Photo-induced isomerization reactions, including ring-opening reactions, lie at the heart of many processes in nature. The mechanisms of such reactions are determined by a delicate interplay of coupled electronic and nuclear dynamics unfolding on the femtosecond scale, followed by the slower redistribution of energy into different vibrational degrees of freedom. Here we apply time-resolved photoelectron spectroscopy with a seeded extreme ultraviolet free-electron laser to trace the ultrafast ring opening of gas-phase thiophenone molecules following photoexcitation at 265 nanometer.
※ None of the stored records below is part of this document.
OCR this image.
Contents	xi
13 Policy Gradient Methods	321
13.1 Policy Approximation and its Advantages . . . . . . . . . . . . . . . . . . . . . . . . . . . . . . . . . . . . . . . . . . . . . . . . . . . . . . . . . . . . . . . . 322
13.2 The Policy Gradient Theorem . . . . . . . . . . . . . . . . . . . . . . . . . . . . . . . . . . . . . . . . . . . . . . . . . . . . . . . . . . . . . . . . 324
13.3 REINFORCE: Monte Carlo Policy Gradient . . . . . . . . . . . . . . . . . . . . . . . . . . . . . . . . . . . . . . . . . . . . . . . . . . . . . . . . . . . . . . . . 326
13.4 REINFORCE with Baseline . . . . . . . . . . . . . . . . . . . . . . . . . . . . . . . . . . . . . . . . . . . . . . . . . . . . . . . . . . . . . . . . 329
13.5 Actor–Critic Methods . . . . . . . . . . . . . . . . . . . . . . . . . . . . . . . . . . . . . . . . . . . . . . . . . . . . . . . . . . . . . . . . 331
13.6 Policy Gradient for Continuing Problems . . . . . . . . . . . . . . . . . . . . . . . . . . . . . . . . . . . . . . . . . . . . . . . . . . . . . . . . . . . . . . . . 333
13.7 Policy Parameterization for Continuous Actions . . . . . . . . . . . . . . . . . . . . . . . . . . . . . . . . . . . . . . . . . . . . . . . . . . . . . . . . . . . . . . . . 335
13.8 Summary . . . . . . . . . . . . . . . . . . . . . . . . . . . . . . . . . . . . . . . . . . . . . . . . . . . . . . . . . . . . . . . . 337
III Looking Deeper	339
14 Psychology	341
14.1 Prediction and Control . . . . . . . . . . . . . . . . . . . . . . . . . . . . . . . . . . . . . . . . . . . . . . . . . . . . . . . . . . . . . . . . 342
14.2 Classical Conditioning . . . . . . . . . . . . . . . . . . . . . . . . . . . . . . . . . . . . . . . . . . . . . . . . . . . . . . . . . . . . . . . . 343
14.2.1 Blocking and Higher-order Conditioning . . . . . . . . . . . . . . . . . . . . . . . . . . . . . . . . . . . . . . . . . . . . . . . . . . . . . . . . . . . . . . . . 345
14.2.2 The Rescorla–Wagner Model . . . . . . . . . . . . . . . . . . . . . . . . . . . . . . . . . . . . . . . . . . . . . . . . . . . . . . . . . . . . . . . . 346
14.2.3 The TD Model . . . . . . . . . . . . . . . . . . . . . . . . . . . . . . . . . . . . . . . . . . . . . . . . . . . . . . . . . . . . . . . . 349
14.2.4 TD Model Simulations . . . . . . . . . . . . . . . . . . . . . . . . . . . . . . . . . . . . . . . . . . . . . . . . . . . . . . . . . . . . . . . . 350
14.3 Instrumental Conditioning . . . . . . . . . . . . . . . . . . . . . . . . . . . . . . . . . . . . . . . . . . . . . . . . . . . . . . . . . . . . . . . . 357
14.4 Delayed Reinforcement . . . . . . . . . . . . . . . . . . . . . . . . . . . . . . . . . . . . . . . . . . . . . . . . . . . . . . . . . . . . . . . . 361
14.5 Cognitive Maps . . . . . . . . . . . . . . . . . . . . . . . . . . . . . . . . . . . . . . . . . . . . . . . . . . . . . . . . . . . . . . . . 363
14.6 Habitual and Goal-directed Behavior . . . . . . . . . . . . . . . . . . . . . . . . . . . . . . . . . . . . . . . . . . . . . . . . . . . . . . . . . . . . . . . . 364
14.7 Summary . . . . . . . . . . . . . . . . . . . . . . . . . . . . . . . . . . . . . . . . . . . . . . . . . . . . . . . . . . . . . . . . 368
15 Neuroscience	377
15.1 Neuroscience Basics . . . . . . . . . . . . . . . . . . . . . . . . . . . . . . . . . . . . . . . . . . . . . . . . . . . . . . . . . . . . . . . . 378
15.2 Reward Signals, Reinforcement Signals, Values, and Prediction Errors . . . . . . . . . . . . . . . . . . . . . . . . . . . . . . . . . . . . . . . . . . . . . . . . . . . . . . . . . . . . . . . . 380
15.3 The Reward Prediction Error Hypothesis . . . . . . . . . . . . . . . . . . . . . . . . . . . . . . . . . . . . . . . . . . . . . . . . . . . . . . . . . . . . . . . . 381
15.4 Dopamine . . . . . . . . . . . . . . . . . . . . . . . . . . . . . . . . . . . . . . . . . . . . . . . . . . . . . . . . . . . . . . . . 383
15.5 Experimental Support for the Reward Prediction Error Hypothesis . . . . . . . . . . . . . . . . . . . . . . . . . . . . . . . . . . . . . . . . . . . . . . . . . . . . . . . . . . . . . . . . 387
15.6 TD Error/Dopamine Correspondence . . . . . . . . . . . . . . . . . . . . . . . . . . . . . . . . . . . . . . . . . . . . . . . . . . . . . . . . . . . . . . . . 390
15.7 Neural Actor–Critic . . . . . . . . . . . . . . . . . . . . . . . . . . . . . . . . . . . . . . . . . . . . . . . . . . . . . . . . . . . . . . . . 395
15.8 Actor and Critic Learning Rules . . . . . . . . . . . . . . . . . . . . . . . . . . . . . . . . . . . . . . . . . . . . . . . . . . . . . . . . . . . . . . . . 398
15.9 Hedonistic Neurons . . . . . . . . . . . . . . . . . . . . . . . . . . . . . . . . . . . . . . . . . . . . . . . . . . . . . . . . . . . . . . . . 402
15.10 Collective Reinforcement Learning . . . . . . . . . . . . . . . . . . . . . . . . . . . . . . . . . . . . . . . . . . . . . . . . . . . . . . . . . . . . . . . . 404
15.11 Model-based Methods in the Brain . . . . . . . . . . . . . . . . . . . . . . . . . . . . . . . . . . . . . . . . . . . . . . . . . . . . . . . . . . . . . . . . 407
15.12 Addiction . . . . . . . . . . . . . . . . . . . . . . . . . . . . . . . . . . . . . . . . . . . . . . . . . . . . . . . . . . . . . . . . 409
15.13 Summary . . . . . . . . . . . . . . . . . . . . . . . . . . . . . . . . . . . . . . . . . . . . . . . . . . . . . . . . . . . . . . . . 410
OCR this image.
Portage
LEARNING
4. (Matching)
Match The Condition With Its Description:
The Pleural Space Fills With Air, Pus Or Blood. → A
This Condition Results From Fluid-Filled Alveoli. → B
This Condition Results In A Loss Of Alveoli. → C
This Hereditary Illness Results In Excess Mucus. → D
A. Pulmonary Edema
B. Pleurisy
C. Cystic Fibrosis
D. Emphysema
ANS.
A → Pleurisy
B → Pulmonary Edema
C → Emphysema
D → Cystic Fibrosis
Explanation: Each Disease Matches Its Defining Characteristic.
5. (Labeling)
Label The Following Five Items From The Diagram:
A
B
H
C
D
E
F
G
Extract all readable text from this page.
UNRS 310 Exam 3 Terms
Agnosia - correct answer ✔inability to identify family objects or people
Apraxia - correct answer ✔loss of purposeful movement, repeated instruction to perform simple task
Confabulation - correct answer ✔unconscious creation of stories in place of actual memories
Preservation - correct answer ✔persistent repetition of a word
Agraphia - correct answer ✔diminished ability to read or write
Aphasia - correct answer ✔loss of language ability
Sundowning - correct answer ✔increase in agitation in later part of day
When combined with cutting-edge ab initio electronic structure and molecular dynamics calculations of both the excited- and ground-state molecules, the results provide unprecedented insights into both electronic and nuclear dynamics of this fundamental class of reactions. The initial ring opening and non-adiabatic coupling to the electronic ground state is shown to be driven by ballistic SC bond extension and to be complete within 350 femtosecond. Theory and experiment also allow clear visualization of the rich ground-state dynamics, involving formation of, and interconversion between, several ring-opened isomers and the reformed cyclic structure over much longer timescales.